Changes in longitudinal and profile curvature alter potential gradients and influence flow rates and hence transport processes in rivers. The high weighting for LS factor is understandable given that according to Moore and Wilson (1992), it was equal to the sediment transport index and represents erosion and sediment transport processes showing the impact of erosion on the slope. The flow accumulation map (Figure 3c) shows a numerical value for each cell which indicates the total number of cells that ultimately drain into that cell. The longitudinal curvature parameter indicates whether there is an acceleration or deceleration in stream flow and hence whether erosion or deposition is the dominant processes in a given cell. Stream power index is a demonstration of the power of erosion surface currents and is calculated using specific surface area and shelves. Aspect represents a line in which the greatest reduction in height takes place (see Table 1 for further definitions of geo-morphometric parameters).

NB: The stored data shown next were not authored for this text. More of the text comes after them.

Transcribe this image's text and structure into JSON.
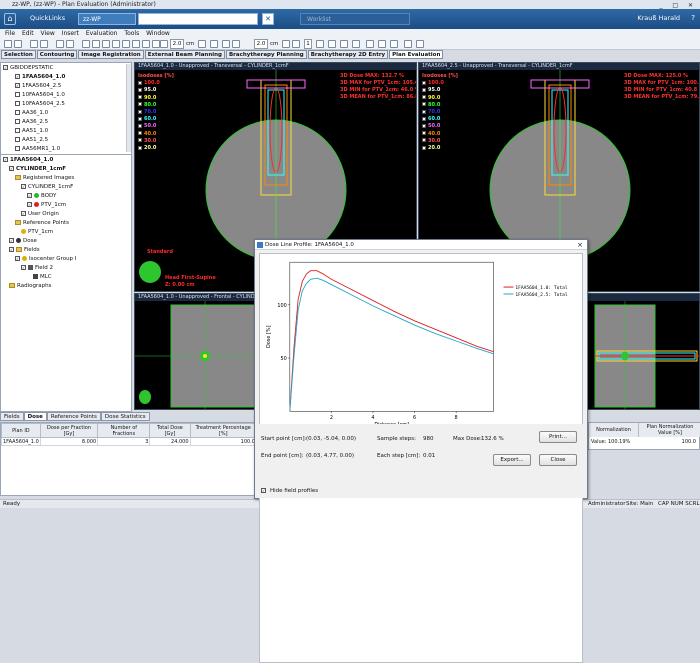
{
  "window": {
    "title": "zz-WP, (zz-WP) - Plan Evaluation (Administrator)"
  },
  "header": {
    "quicklinks": "QuickLinks",
    "patient_tab": "zz-WP",
    "worklist": "Worklist",
    "user": "Krauß Harald"
  },
  "menu": [
    "File",
    "Edit",
    "View",
    "Insert",
    "Evaluation",
    "Tools",
    "Window"
  ],
  "toolbar": {
    "zoom1": "2.0",
    "unit1": "cm",
    "zoom2": "2.0",
    "unit2": "cm",
    "field": "1"
  },
  "ptabs": [
    "Selection",
    "Contouring",
    "Image Registration",
    "External Beam Planning",
    "Brachytherapy Planning",
    "Brachytherapy 2D Entry",
    "Plan Evaluation"
  ],
  "tree_top": {
    "root": "GBIDDEPSTATIC",
    "items": [
      "1FAA5604_1.0",
      "1FAA5604_2.5",
      "10FAA5604_1.0",
      "10FAA5604_2.5",
      "AA36_1.0",
      "AA36_2.5",
      "AA51_1.0",
      "AA51_2.5",
      "AA56MR1_1.0"
    ]
  },
  "tree_bottom": {
    "plan": "1FAA5604_1.0",
    "phantom": "CYLINDER_1cmF",
    "registered": "Registered Images",
    "img": "CYLINDER_1cmF",
    "body": "BODY",
    "ptv": "PTV_1cm",
    "origin": "User Origin",
    "refpoints": "Reference Points",
    "ptv_ref": "PTV_1cm",
    "dose": "Dose",
    "fields": "Fields",
    "isocenter": "Isocenter Group I",
    "field2": "Field 2",
    "mlc": "MLC",
    "radiographs": "Radiographs"
  },
  "views": {
    "tl_header": "1FAA5604_1.0 - Unapproved - Transversal - CYLINDER_1cmF",
    "tr_header": "1FAA5604_2.5 - Unapproved - Transversal - CYLINDER_1cmF",
    "bl_header": "1FAA5604_1.0 - Unapproved - Frontal - CYLINDER_1cmF",
    "br_header": "1FAA5604_2.5 - Unapproved - Sagittal - CYLINDER_1cmF",
    "iso_title": "Isodoses [%]",
    "isodoses": [
      {
        "v": "100.0",
        "c": "#ff2a2a"
      },
      {
        "v": "95.0",
        "c": "#ffffff"
      },
      {
        "v": "90.0",
        "c": "#ffff33"
      },
      {
        "v": "80.0",
        "c": "#33ff33"
      },
      {
        "v": "70.0",
        "c": "#3333ff"
      },
      {
        "v": "60.0",
        "c": "#33ffff"
      },
      {
        "v": "50.0",
        "c": "#ff66ff"
      },
      {
        "v": "40.0",
        "c": "#ff8800"
      },
      {
        "v": "30.0",
        "c": "#ff5555"
      },
      {
        "v": "20.0",
        "c": "#ffff99"
      }
    ],
    "tl_dose": [
      "3D Dose MAX: 132.7 %",
      "3D MAX for PTV_1cm: 105.4 %",
      "3D MIN for PTV_1cm: 46.0 %",
      "3D MEAN for PTV_1cm: 86.8 %"
    ],
    "tr_dose": [
      "3D Dose MAX: 125.0 %",
      "3D MAX for PTV_1cm: 100.0 %",
      "3D MIN for PTV_1cm: 40.8 %",
      "3D MEAN for PTV_1cm: 79.7 %"
    ],
    "standard": "Standard",
    "headfirst": "Head First-Supine",
    "z": "Z: 0.00 cm"
  },
  "bottom_tabs": [
    "Fields",
    "Dose",
    "Reference Points",
    "Dose Statistics"
  ],
  "dose_table": {
    "headers": [
      "Plan ID",
      "Dose per Fraction [Gy]",
      "Number of Fractions",
      "Total Dose [Gy]",
      "Treatment Percentage [%]"
    ],
    "row": [
      "1FAA5604_1.0",
      "8.000",
      "3",
      "24.000",
      "100.0"
    ]
  },
  "right_table": {
    "h1": "Normalization",
    "h2": "Plan Normalization Value [%]",
    "c1": "Value: 100.19%",
    "c2": "100.0"
  },
  "dialog": {
    "title": "Dose Line Profile: 1FAA5604_1.0",
    "close": "×",
    "start_label": "Start point [cm]:",
    "start_val": "(0.03, -5.04, 0.00)",
    "end_label": "End point [cm]:",
    "end_val": "(0.03, 4.77, 0.00)",
    "samples_label": "Sample steps:",
    "samples_val": "980",
    "step_label": "Each step [cm]:",
    "step_val": "0.01",
    "maxdose_label": "Max Dose:",
    "maxdose_val": "132.6 %",
    "print": "Print...",
    "export": "Export...",
    "close_btn": "Close",
    "hide": "Hide field profiles"
  },
  "status": {
    "left": "Ready",
    "user": "Administrator",
    "site": "Site: Main",
    "flags": "CAP NUM SCRL"
  },
  "chart_data": {
    "type": "line",
    "xlabel": "Distance [cm]",
    "ylabel": "Dose [%]",
    "xlim": [
      0,
      9.8
    ],
    "ylim": [
      0,
      140
    ],
    "xticks": [
      2,
      4,
      6,
      8
    ],
    "yticks": [
      50,
      100
    ],
    "series": [
      {
        "name": "1FAA5604_1.0: Total",
        "color": "#e02020",
        "x": [
          0,
          0.2,
          0.4,
          0.6,
          0.8,
          1.0,
          1.3,
          1.6,
          2,
          3,
          4,
          5,
          6,
          7,
          8,
          9,
          9.8
        ],
        "y": [
          0,
          60,
          105,
          122,
          129,
          132,
          132,
          129,
          124,
          114,
          104,
          94,
          85,
          77,
          69,
          61,
          56
        ]
      },
      {
        "name": "1FAA5604_2.5: Total",
        "color": "#22a6c8",
        "x": [
          0,
          0.2,
          0.4,
          0.6,
          0.8,
          1.0,
          1.3,
          1.6,
          2,
          3,
          4,
          5,
          6,
          7,
          8,
          9,
          9.8
        ],
        "y": [
          0,
          52,
          95,
          113,
          120,
          124,
          125,
          123,
          119,
          109,
          99,
          90,
          81,
          73,
          66,
          59,
          54
        ]
      }
    ]
  }
}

The Strahler order parameter is used to define stream size based on a hierarchy of tributaries. It is clear from the definition of each of the important geo-morphometric parameters that these factors are of key importance in determining patterns of SSL and that the weightings produced are sensible theoretically and likely to produce acceptable results. In the future, such parameters could also include other variables that influence erosion processes and basin sediment load such as vegetation coverage and type as well as land use which could be extracted from satellite imagery. In addition, it would be useful to examine the efficiency of other ML models and algorithms based on artificial intelligence. This study investigates annual SSL, but temporal changes in SSL on a daily basis are very important in river engineering studies. Given the success of using geo-morphometric parameters in predicting average and minimum annual SSL, it is likely that they could be incorporated with weather data into daily or monthly predictions, but this would require a separate study.

Conclusion

In this study, six ML models, namely MLR, ANN, KNN, GPs, SVM, and ESVM, were evaluated to predict the minimum and average SSL in 68 river basins of Gilan and Lorestan provinces, in Iran. For this purpose, the optimal independent features were selected among the 26 geo-morphometric parameters using the PCA method. Lastly, model yield was evaluated based on r and RMSEs. The best models for predicting the average SSL were recognized as GPs, ESVM, ANN, SVM, KNN, and MLR, in order of accuracy. However, ESVM, GPS, MLR, SVM, ANN, and KNN models were, respectively, identified as the best predictive models to forecast the minimum SSL, using geo-morphometric characteristics. Furthermore, using discharge data, KNN was determined as the optimal predictive model for predicting minimum and average SSL. It was also found that discharge, drainage density, and profile curvature were the most important variables for predicting the average SSL. However, stream power index and Strahler order were dominant parameters for predicting minimum SSL in our study regions. These results encourage the future use of GPs and ESVM for predicting SSL at the basin scale. Indeed, this work provides a good reference for evaluating the effects of geo-morphometric parameters on SSL variation using GPs and ESVM methods. These findings are useful for mitigating the undesirable impacts of SSL in different basins, decreasing soil erosion and increasing sustainable development.